When you show a market-sizing slide, investors aren't checking your math. They're checking whether you've actually thought about the market beyond the slide. The two questions they ask are almost always the same:

1. "How did you get to that account count?"

If your slide says "30,000 potential customers," they want to know the source. Acceptable answers:

  • A public dataset. "Crunchbase shows 30K B2B SaaS companies in our segment with 50+ employees." Cite the dataset.
  • A trade-association directory. "AICPA lists 18K accounting firms with 10+ partners." Specific and verifiable.
  • A buildable bottom-up. "We pulled US Census data on businesses with $5M+ revenue in [vertical] — 30K firms." Walk through the filter logic.

Unacceptable answers:

  • "We estimated based on industry research." (Whose research?)
  • "There are roughly 30K out there." (Roughly is a tell.)
  • "Our addressable market is about 10% of the broader category." (Top-down by a different name.)

If you don't have a real source, the right move is honesty: "Our best estimate is 25–35K based on triangulating Crunchbase and customer interviews; we'd refine this with diligence access to specific datasets." Honest uncertainty beats fake precision.

2. "How did you get to that ACV?"

The contract value side is where most founders fudge. The right answer triangulates three reference points:

  • Your current customer average. "Today our blended ACV is $32K across 15 customers."
  • Your top-quartile ACV. "Our biggest customer is at $90K; the top quartile averages $65K."
  • Your projected maturity ACV. "We expect median ACV to land at $55K by year 2 as seats expand and we ship the enterprise tier."

Then defend the projection. "Maturity ACV from $32K to $55K assumes 1.7× seat expansion and 25% adopting the enterprise tier. We've already seen 1.4× seat expansion in our oldest cohort."

If you're pre-revenue, the answer changes:

  • Comparable category pricing. "Tools in adjacent categories charge $30–80K for similar workflows."
  • Customer willingness to pay research. "Our 8 design partners signed LOIs at $40K–$60K annual."
  • Procurement benchmarks. "Industry data shows comparable software contracts at $40K median."

What doesn't fly: an ACV pulled out of thin air. "We think we can charge $80K" without a single data point will get probed and you'll fold under the questioning.

What the questions are really testing

Both questions test the same underlying thing: have you done the work to understand your specific market, or are you generalizing from a TAM slide?

Investors who back outliers fund founders who know their market in unusual depth. The TAM slide is the litmus test for that. If your two answers are crisp, specific, and sourced, you've passed the test and the partner moves on to other questions.

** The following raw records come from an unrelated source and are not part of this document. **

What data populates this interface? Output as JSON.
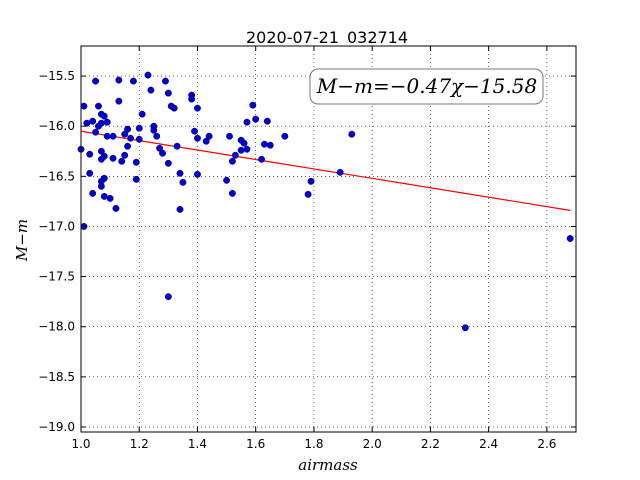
{
  "chart_data": {
    "type": "scatter",
    "title": "2020-07-21_032714",
    "xlabel": "airmass",
    "ylabel": "M−m",
    "xlim": [
      1.0,
      2.7
    ],
    "ylim": [
      -19.05,
      -15.2
    ],
    "y_inverted": true,
    "grid": true,
    "x_ticks": [
      1.0,
      1.2,
      1.4,
      1.6,
      1.8,
      2.0,
      2.2,
      2.4,
      2.6
    ],
    "x_tick_labels": [
      "1.0",
      "1.2",
      "1.4",
      "1.6",
      "1.8",
      "2.0",
      "2.2",
      "2.4",
      "2.6"
    ],
    "y_ticks": [
      -15.5,
      -16.0,
      -16.5,
      -17.0,
      -17.5,
      -18.0,
      -18.5,
      -19.0
    ],
    "y_tick_labels": [
      "−15.5",
      "−16.0",
      "−16.5",
      "−17.0",
      "−17.5",
      "−18.0",
      "−18.5",
      "−19.0"
    ],
    "annotation": "M−m=−0.47χ−15.58",
    "fit": {
      "slope": -0.47,
      "intercept": -15.58,
      "x_range": [
        1.0,
        2.68
      ],
      "color": "#ff0000"
    },
    "point_color": "#0000cc",
    "points": [
      [
        1.0,
        -16.23
      ],
      [
        1.01,
        -17.0
      ],
      [
        1.01,
        -15.8
      ],
      [
        1.02,
        -15.97
      ],
      [
        1.03,
        -16.28
      ],
      [
        1.03,
        -16.47
      ],
      [
        1.04,
        -16.67
      ],
      [
        1.04,
        -15.95
      ],
      [
        1.05,
        -15.55
      ],
      [
        1.05,
        -16.06
      ],
      [
        1.06,
        -16.0
      ],
      [
        1.06,
        -15.8
      ],
      [
        1.07,
        -15.88
      ],
      [
        1.07,
        -15.97
      ],
      [
        1.07,
        -16.25
      ],
      [
        1.07,
        -16.33
      ],
      [
        1.07,
        -16.55
      ],
      [
        1.07,
        -16.6
      ],
      [
        1.08,
        -15.9
      ],
      [
        1.08,
        -16.3
      ],
      [
        1.08,
        -16.52
      ],
      [
        1.08,
        -16.7
      ],
      [
        1.09,
        -15.96
      ],
      [
        1.09,
        -16.1
      ],
      [
        1.1,
        -16.72
      ],
      [
        1.11,
        -16.1
      ],
      [
        1.11,
        -16.32
      ],
      [
        1.12,
        -16.82
      ],
      [
        1.13,
        -15.54
      ],
      [
        1.13,
        -15.75
      ],
      [
        1.14,
        -16.35
      ],
      [
        1.15,
        -16.29
      ],
      [
        1.15,
        -16.08
      ],
      [
        1.16,
        -16.03
      ],
      [
        1.16,
        -16.2
      ],
      [
        1.17,
        -16.12
      ],
      [
        1.18,
        -15.55
      ],
      [
        1.19,
        -16.36
      ],
      [
        1.19,
        -16.53
      ],
      [
        1.2,
        -16.02
      ],
      [
        1.2,
        -16.13
      ],
      [
        1.21,
        -15.88
      ],
      [
        1.23,
        -15.49
      ],
      [
        1.24,
        -15.64
      ],
      [
        1.25,
        -16.0
      ],
      [
        1.25,
        -16.04
      ],
      [
        1.26,
        -16.1
      ],
      [
        1.27,
        -16.22
      ],
      [
        1.28,
        -16.27
      ],
      [
        1.29,
        -15.55
      ],
      [
        1.3,
        -15.67
      ],
      [
        1.3,
        -16.37
      ],
      [
        1.3,
        -17.7
      ],
      [
        1.31,
        -15.8
      ],
      [
        1.32,
        -15.82
      ],
      [
        1.33,
        -16.2
      ],
      [
        1.34,
        -16.47
      ],
      [
        1.34,
        -16.83
      ],
      [
        1.35,
        -16.56
      ],
      [
        1.38,
        -15.69
      ],
      [
        1.38,
        -15.73
      ],
      [
        1.39,
        -16.05
      ],
      [
        1.4,
        -16.12
      ],
      [
        1.4,
        -15.82
      ],
      [
        1.4,
        -16.48
      ],
      [
        1.43,
        -16.15
      ],
      [
        1.44,
        -16.1
      ],
      [
        1.5,
        -16.54
      ],
      [
        1.51,
        -16.1
      ],
      [
        1.52,
        -16.35
      ],
      [
        1.52,
        -16.67
      ],
      [
        1.53,
        -16.29
      ],
      [
        1.55,
        -16.14
      ],
      [
        1.55,
        -16.24
      ],
      [
        1.56,
        -16.17
      ],
      [
        1.57,
        -16.23
      ],
      [
        1.57,
        -15.96
      ],
      [
        1.59,
        -15.79
      ],
      [
        1.6,
        -15.93
      ],
      [
        1.62,
        -16.33
      ],
      [
        1.63,
        -16.18
      ],
      [
        1.64,
        -15.95
      ],
      [
        1.65,
        -16.19
      ],
      [
        1.7,
        -16.1
      ],
      [
        1.78,
        -16.68
      ],
      [
        1.79,
        -16.55
      ],
      [
        1.89,
        -16.46
      ],
      [
        1.93,
        -16.08
      ],
      [
        2.32,
        -18.01
      ],
      [
        2.68,
        -17.12
      ]
    ]
  }
}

If you stumble, the rest of the meeting plays defense.

The 10-minute prep

Before your next pitch meeting, write down your answers to both questions. Verbatim. Practice saying them aloud. If you can deliver each answer in under 60 seconds with confidence and at least one citation, you're ready.

If you can't, your market slide isn't done. Spend two hours sharpening before you take another meeting.